At least 22 people died within the jail's walls during its years of operation. Four sheriffs died in the building, including Sheriff Ross Embry, who suffered a heart attack in the sheriff's apartment in 1934. Mae Varner set herself on fire in her fourth-floor cell in 1953 after a failed overdose attempt and a stint in detox. Her cell is one of the most active spots in the building.
The jail closed in 1987. Volunteers and the county Records Department began preservation work in 2012, and the building now operates as a museum and event space. It also runs Jail of Terror, a seasonal haunted attraction, alongside real paranormal investigation nights.
Ghost Adventures filmed at the jail in 2014 (the episode introduced the building to a national audience). The show documented EVP recordings, equipment malfunctions, and personal experiences in the cell blocks.

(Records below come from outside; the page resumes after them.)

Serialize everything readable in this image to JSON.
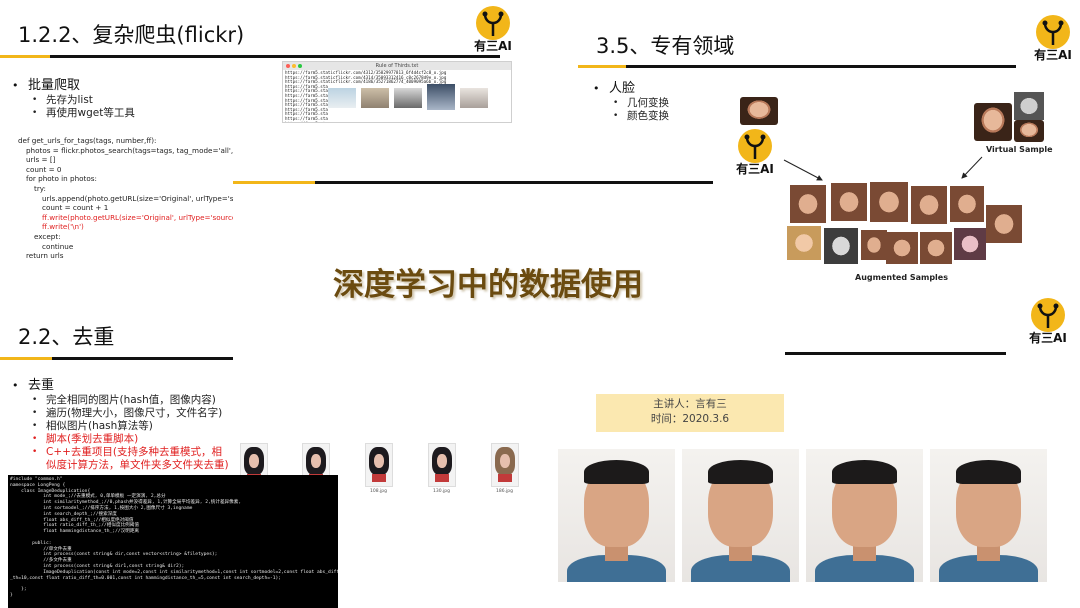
{
  "logo": {
    "text": "有三AI"
  },
  "section_flickr": {
    "title": "1.2.2、复杂爬虫(flickr)",
    "bullet": "批量爬取",
    "sub": [
      "先存为list",
      "再使用wget等工具"
    ],
    "code_lines": [
      {
        "t": "def get_urls_for_tags(tags, number,ff):",
        "i": 0,
        "red": false
      },
      {
        "t": "photos = flickr.photos_search(tags=tags, tag_mode='all', per_pa",
        "i": 1,
        "red": false
      },
      {
        "t": "urls = []",
        "i": 1,
        "red": false
      },
      {
        "t": "count = 0",
        "i": 1,
        "red": false
      },
      {
        "t": "for photo in photos:",
        "i": 1,
        "red": false
      },
      {
        "t": "try:",
        "i": 2,
        "red": false
      },
      {
        "t": "urls.append(photo.getURL(size='Original', urlType='source",
        "i": 3,
        "red": false
      },
      {
        "t": "count = count + 1",
        "i": 3,
        "red": false
      },
      {
        "t": "ff.write(photo.getURL(size='Original', urlType='source'))",
        "i": 3,
        "red": true
      },
      {
        "t": "ff.write('\\n')",
        "i": 3,
        "red": true
      },
      {
        "t": "except:",
        "i": 2,
        "red": false
      },
      {
        "t": "continue",
        "i": 3,
        "red": false
      },
      {
        "t": "return urls",
        "i": 1,
        "red": false
      }
    ],
    "window_title": "Rule of Thirds.txt",
    "window_lines": [
      "https://farm5.staticflickr.com/4312/35829977813_6f4d4cf2c8_o.jpg",
      "https://farm5.staticflickr.com/4314/35093312416_c8c2678d9e_o.jpg",
      "https://farm5.staticflickr.com/4186/35271862774_4009095a6b_o.jpg",
      "https://farm5.sta",
      "https://farm5.sta",
      "https://farm5.sta",
      "https://farm5.sta",
      "https://farm5.sta",
      "https://farm5.sta",
      "https://farm5.sta",
      "https://farm5.sta",
      "https://farm5.sta"
    ]
  },
  "section_domain": {
    "title": "3.5、专有领域",
    "bullet": "人脸",
    "sub": [
      "几何变换",
      "颜色变换"
    ],
    "virtual_label": "Virtual Sample",
    "augmented_label": "Augmented Samples"
  },
  "center_title": "深度学习中的数据使用",
  "section_dedup": {
    "title": "2.2、去重",
    "bullet": "去重",
    "sub": [
      {
        "t": "完全相同的图片(hash值，图像内容)",
        "red": false
      },
      {
        "t": "遍历(物理大小，图像尺寸，文件名字)",
        "red": false
      },
      {
        "t": "相似图片(hash算法等)",
        "red": false
      },
      {
        "t": "脚本(季划去重脚本)",
        "red": true
      },
      {
        "t": "C++去重项目(支持多种去重模式，相",
        "red": true
      }
    ],
    "sub_cont": "似度计算方法，单文件夹多文件夹去重)",
    "thumb_labels": [
      "",
      "",
      "108.jpg",
      "130.jpg",
      "186.jpg"
    ],
    "code_lines": [
      "#include \"common.h\"",
      "namespace LongPeng {",
      "    class ImageDeduplication{",
      "            int mode_;//去重模式, 0,单单模板 一定演演, 2,总分",
      "            int similaritymethod_;//0,phash并没得差异, 1,计算全局平均差异, 2,统计差异像素,",
      "            int sortmodel_;//排序方法, 1,按图大小 2,图像尺寸 3,ingname",
      "            int search_depth_;//搜索深度",
      "            float abs_diff_th_;//相似度绝对阈值",
      "            float ratio_diff_th_;//相似度比例阈值",
      "            float hammingdistance_th_;//汉明距离",
      "",
      "        public:",
      "            //单文件去重",
      "            int process(const string& dir,const vector<string> &filetypes);",
      "            //多文件去重",
      "            int process(const string& dir1,const string& dir2);",
      "            ImageDeduplication(const int mode=2,const int similaritymethod=1,const int sortmodel=2,const float abs_diff",
      "_th=10,const float ratio_diff_th=0.001,const int hammingdistance_th_=5,const int search_depth=-1);",
      "",
      "    };",
      "}"
    ]
  },
  "speaker": {
    "line1": "主讲人：言有三",
    "line2": "时间：2020.3.6"
  },
  "colors": {
    "accent": "#f2b619",
    "dark": "#111111",
    "red": "#e02020",
    "note_bg": "#fbe8b0"
  }
}
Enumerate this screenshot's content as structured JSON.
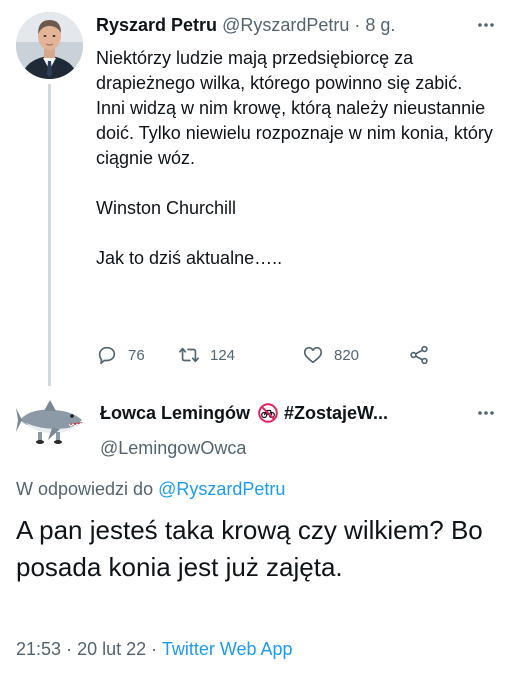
{
  "top_tweet": {
    "author_name": "Ryszard Petru",
    "author_handle": "@RyszardPetru",
    "separator": "·",
    "time_ago": "8 g.",
    "paragraphs": [
      "Niektórzy ludzie mają przedsiębiorcę za drapieżnego wilka, którego powinno się zabić. Inni widzą w nim krowę, którą należy nieustannie doić. Tylko niewielu rozpoznaje w nim konia, który ciągnie wóz.",
      "Winston Churchill",
      "Jak to dziś aktualne….."
    ],
    "actions": {
      "reply_count": "76",
      "retweet_count": "124",
      "like_count": "820"
    },
    "icons": {
      "more": "more-icon",
      "reply": "reply-icon",
      "retweet": "retweet-icon",
      "like": "heart-icon",
      "share": "share-icon"
    }
  },
  "reply_tweet": {
    "author_name": "Łowca Lemingów",
    "author_name_suffix": "#ZostajeW...",
    "author_handle": "@LemingowOwca",
    "replying_prefix": "W odpowiedzi do",
    "replying_mention": "@RyszardPetru",
    "text": "A pan jesteś taka  krową czy wilkiem? Bo posada konia jest już zajęta.",
    "time": "21:53",
    "separator": "·",
    "date": "20 lut 22",
    "separator2": "·",
    "source": "Twitter Web App",
    "icons": {
      "avatar": "shark-icon",
      "badge": "no-bicycle-icon",
      "more": "more-icon"
    }
  },
  "colors": {
    "text_primary": "#0f1419",
    "text_secondary": "#536471",
    "link": "#1d9bf0",
    "thread_line": "#cfd9de",
    "no_bike_red": "#e0245e"
  }
}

The dungeon, a basement-level isolation area, is consistently described as the most active part of the building. Investigators and visitors report chairs sliding across the floor without contact, the sound of cell doors slamming when all doors are locked open, and the sensation of clothing being tugged by invisible hands. A child's laughter has been recorded on audio equipment in areas where no children were present, which is odd for a building that never housed minors.
Carl Etherington's presence is the one visitors reference most. People in the cell block where he was held report a feeling of urgent panic, as if someone is trying to escape and running out of time. Investigators have captured EVP recordings they interpret as pleas for help. Mae Varner's cell on the fourth floor produces cold spots and, on occasion, the faint smell of smoke.
The building's Romanesque architecture is worth the visit regardless of your interest in ghosts. The sandstone exterior has weathered into a deep rose color, and the ironwork throughout the cell blocks is original. The sheriff's quarters are furnished in period style.
Tours and investigation nights are available through the Licking County Historic Jail at 46 South 3rd Street in Newark. Overnight investigations can be booked for small groups. The building sits directly adjacent to the Licking County Courthouse, on the same square where Etherington was lynched 116 years ago.